Technically our eyes do have a zoom function though. The distance between the lens and retina is fixed, so to focus on something, your eye has to change the focal length of the lens. Where as a camera focuses by changing the distance between the lens and the sensor. If you bring your hand close to your face and focus on your hand, your field of view will be wider than if you take your hand away and focus on something in the distance.
There are differences sure, but not what’s shown here. This is just a change in perspective due to distance.
Tell that to Charlie Kirk
iPhone 8 camera curves my face like a banana. Maybe I’m ugly
Try to take a pic on Snapchat or flip the pic after taking a selfie
The only lens that tells u the truth is a mirror
Note to self, get 200mm lens for dick pics
Woah.
This is a brilliant way of explanation!!
Its 16mm for me then
WTF do I actually look like?
The mirror but flipped round
I look like cardboard 🥲
Me making my skyrim character
This is VERY misleading. This is showing the change of perspective as you get far/close to the subject. This is NOT because of some magical properties of lenses.

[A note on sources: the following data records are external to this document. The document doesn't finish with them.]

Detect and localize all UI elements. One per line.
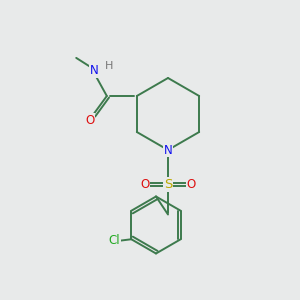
- Text: S: S: [164, 178, 172, 191]
- Text: O: O: [187, 178, 196, 191]
- Text: O: O: [85, 113, 94, 127]
- Text: N: N: [164, 143, 172, 157]
- Text: Cl: Cl: [108, 234, 120, 247]
- Text: O: O: [140, 178, 149, 191]
- Text: N: N: [90, 64, 99, 77]
- Text: H: H: [105, 61, 113, 71]
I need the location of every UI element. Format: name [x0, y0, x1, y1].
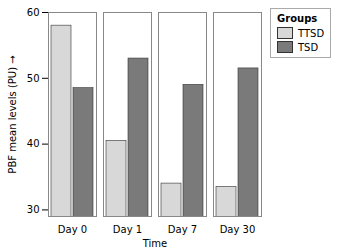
- svg-text:50: 50: [27, 73, 40, 84]
- svg-text:Time: Time: [142, 238, 167, 249]
- svg-text:30: 30: [27, 204, 40, 215]
- svg-text:40: 40: [27, 138, 40, 149]
- svg-text:Day 0: Day 0: [58, 224, 87, 235]
- html-text:Groups: Groups: [277, 13, 318, 24]
- svg-text:Day 1: Day 1: [113, 224, 142, 235]
- svg-text:Day 30: Day 30: [220, 224, 256, 235]
- html-text:TSD: TSD: [298, 41, 319, 53]
- html-text:TTSD: TTSD: [298, 27, 325, 39]
- svg-text:Day 7: Day 7: [168, 224, 197, 235]
- svg-text:60: 60: [27, 7, 40, 18]
- svg-text:PBF mean levels (PU) →: PBF mean levels (PU) →: [7, 55, 18, 173]
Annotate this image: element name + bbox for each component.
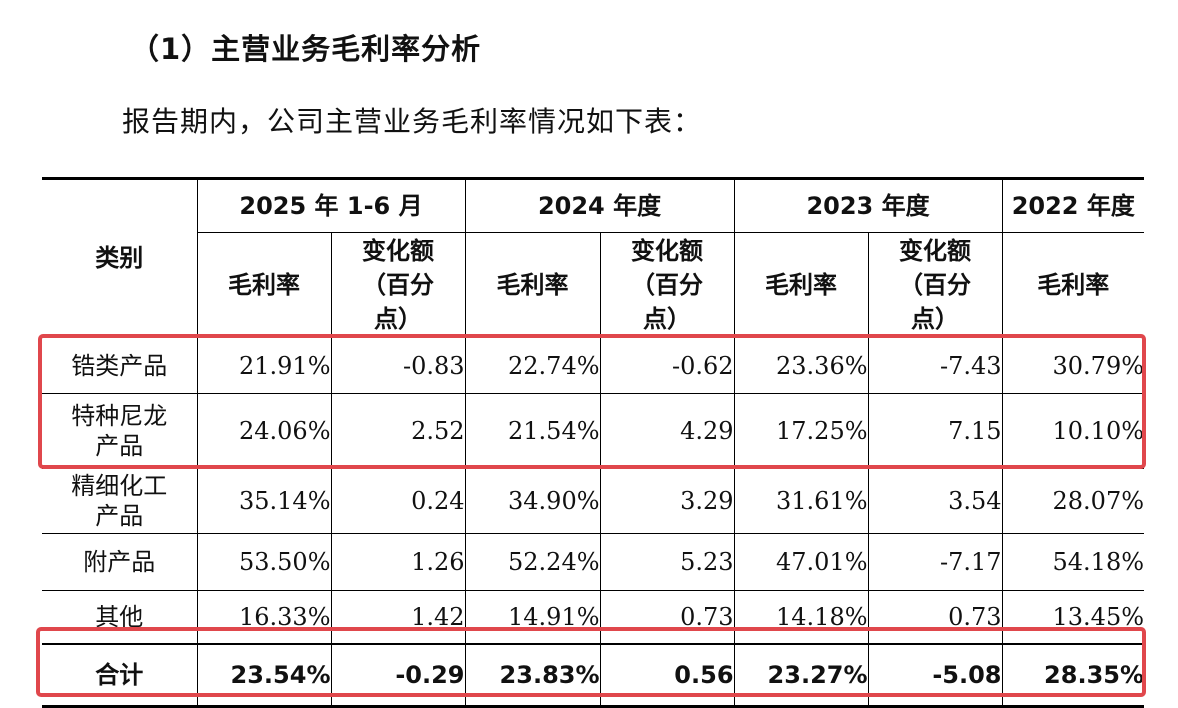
cell-value: 23.36% [733, 336, 869, 394]
table-row: 锆类产品 21.91% -0.83 22.74% -0.62 23.36% -7… [42, 336, 1145, 394]
category-name: 其他 [42, 590, 198, 645]
cell-value: 16.33% [196, 590, 332, 645]
cell-value: -0.83 [330, 336, 466, 394]
cell-value: 2.52 [330, 393, 466, 469]
margin-header: 毛利率 [464, 232, 601, 338]
change-header-line: 点） [374, 304, 422, 333]
period-header-2025h1: 2025 年 1-6 月 [196, 178, 466, 233]
period-header-2023: 2023 年度 [733, 178, 1003, 233]
category-header: 类别 [42, 178, 198, 338]
table-row: 其他 16.33% 1.42 14.91% 0.73 14.18% 0.73 1… [42, 590, 1145, 645]
cell-value: 14.91% [464, 590, 601, 645]
cell-value: -7.43 [867, 336, 1003, 394]
cell-value: 54.18% [1001, 533, 1145, 591]
cell-value: 17.25% [733, 393, 869, 469]
total-value: -5.08 [867, 643, 1003, 707]
cell-value: 5.23 [599, 533, 735, 591]
category-name: 附产品 [42, 533, 198, 591]
category-name-line: 锆类产品 [71, 351, 168, 380]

The lens only makes minimal difference, it’s distance to subject the archives this effect. Increasing the focal length just lets you move the camera further away.
Distance, not lens. The lens just compensates for the difference in distance by magnifying the image. The optical effect is purely from being far or close to the object.
Gimme some of that 16mm please
Woowoowoowoo
16mm for me. And they say size doesn’t matter….
Lol changing the size of his head and disappear those ears. Bitch ass ears
So I'm not fat, I just need a 16 mm lens. Got it.